FAQ: Why Do I Have a Balance in the Cash Account Column?
The Cash Account in the platform serves as a placeholder for surplus or shortfall scenarios when the system doesn't have a predefined destination for cash flow. Here's a breakdown of how it works and why it might appear in your plan:
Role of the Cash Account
- Surplus Management:
- If the platform detects surplus cash (e.g., from inheritance or mandatory withdrawals like RRIF/LIF withdrawals) but lacks an eligible destination (like a TFSA or non-registered account), it allocates the surplus to a Cash Account.
- This ensures the funds are tracked but may result in suboptimal growth, as cash typically earns a low return.
- Shortfall Coverage:
- If overrides restrict the platform's ability to access funds from accounts to cover expenses, taxes, or contributions, the platform may create a negative cash balance, representing debt incurred to meet obligations.
Common Scenarios Leading to a Cash Account
- Surplus Without Proper Allocation:
- Large inheritances or unspent mandatory withdrawals that exceed retirement spending needs.
- Lack of enabled non-registered accounts to absorb surplus funds.
- Excessive Overrides:
- Overriding specific amounts in various accounts can limit the platform’s flexibility, forcing it to allocate surpluses or shortfalls to the cash account.
- Unaccounted Tax Obligations:
- Taxes or other obligations requiring funds when no other sources are available.

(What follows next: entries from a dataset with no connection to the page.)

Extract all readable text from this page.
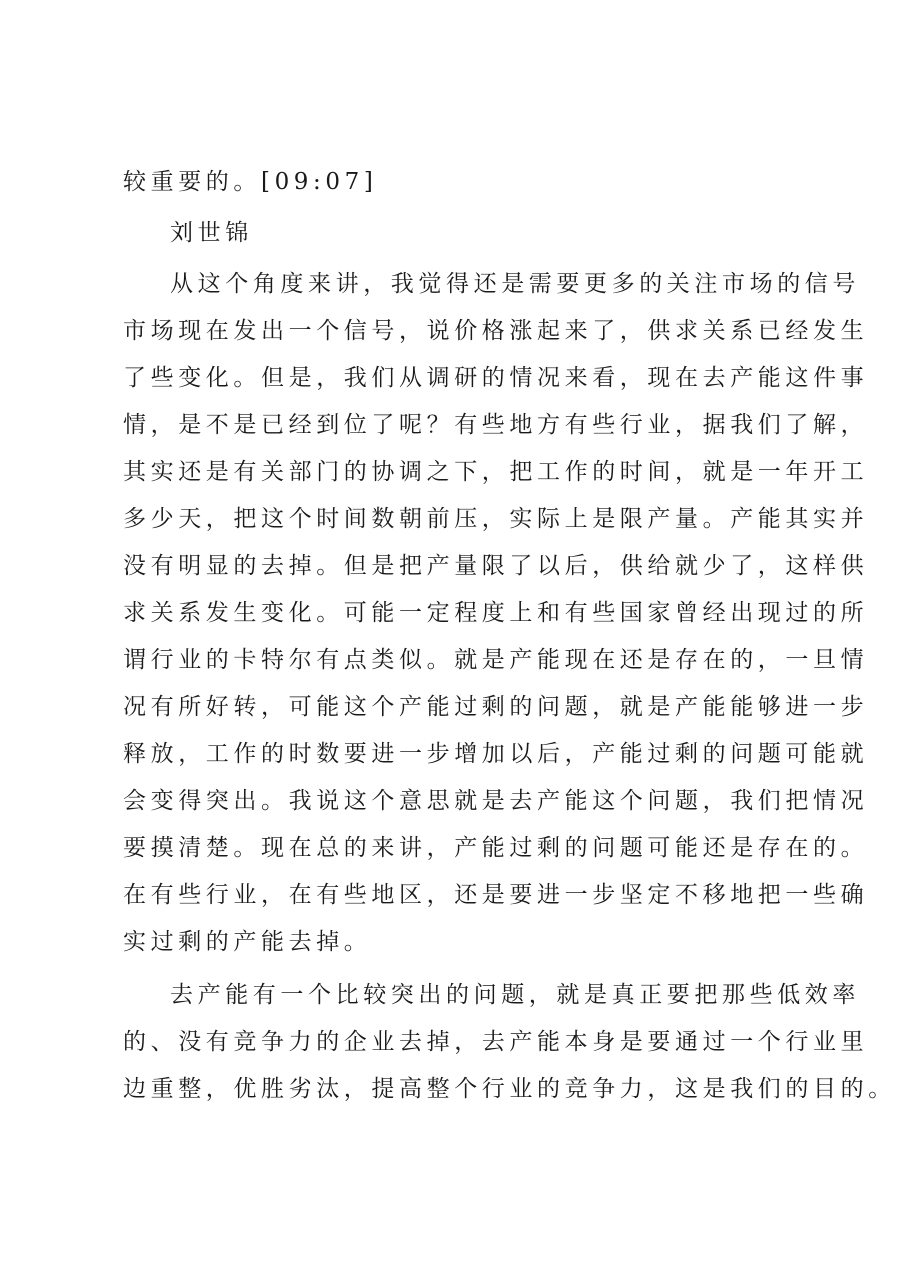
较重要的。[09:07]

刘世锦

从这个角度来讲，我觉得还是需要更多的关注市场的信号

市场现在发出一个信号，说价格涨起来了，供求关系已经发生

了些变化。但是，我们从调研的情况来看，现在去产能这件事

情，是不是已经到位了呢？有些地方有些行业，据我们了解，

其实还是有关部门的协调之下，把工作的时间，就是一年开工

多少天，把这个时间数朝前压，实际上是限产量。产能其实并

没有明显的去掉。但是把产量限了以后，供给就少了，这样供

求关系发生变化。可能一定程度上和有些国家曾经出现过的所

谓行业的卡特尔有点类似。就是产能现在还是存在的，一旦情

况有所好转，可能这个产能过剩的问题，就是产能能够进一步

释放，工作的时数要进一步增加以后，产能过剩的问题可能就

会变得突出。我说这个意思就是去产能这个问题，我们把情况

要摸清楚。现在总的来讲，产能过剩的问题可能还是存在的。

在有些行业，在有些地区，还是要进一步坚定不移地把一些确

实过剩的产能去掉。

去产能有一个比较突出的问题，就是真正要把那些低效率

的、没有竞争力的企业去掉，去产能本身是要通过一个行业里

边重整，优胜劣汰，提高整个行业的竞争力，这是我们的目的。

Best Practices to Avoid Cash Account Issues
- Enable a Non-Registered Account:
- To absorb surplus funds and keep them invested for better returns.
- Minimize Overrides:
- Allow the platform to optimize cash flows and account withdrawals instead of setting strict overrides.
- Plan for Mandatory Withdrawals:
- Anticipate and allocate excess RRIF or LIF withdrawals to avoid unintended accumulation in cash.
- Review Spending Goals:
- Adjust spending assumptions if there’s consistent surplus, ensuring plans align with retirement needs.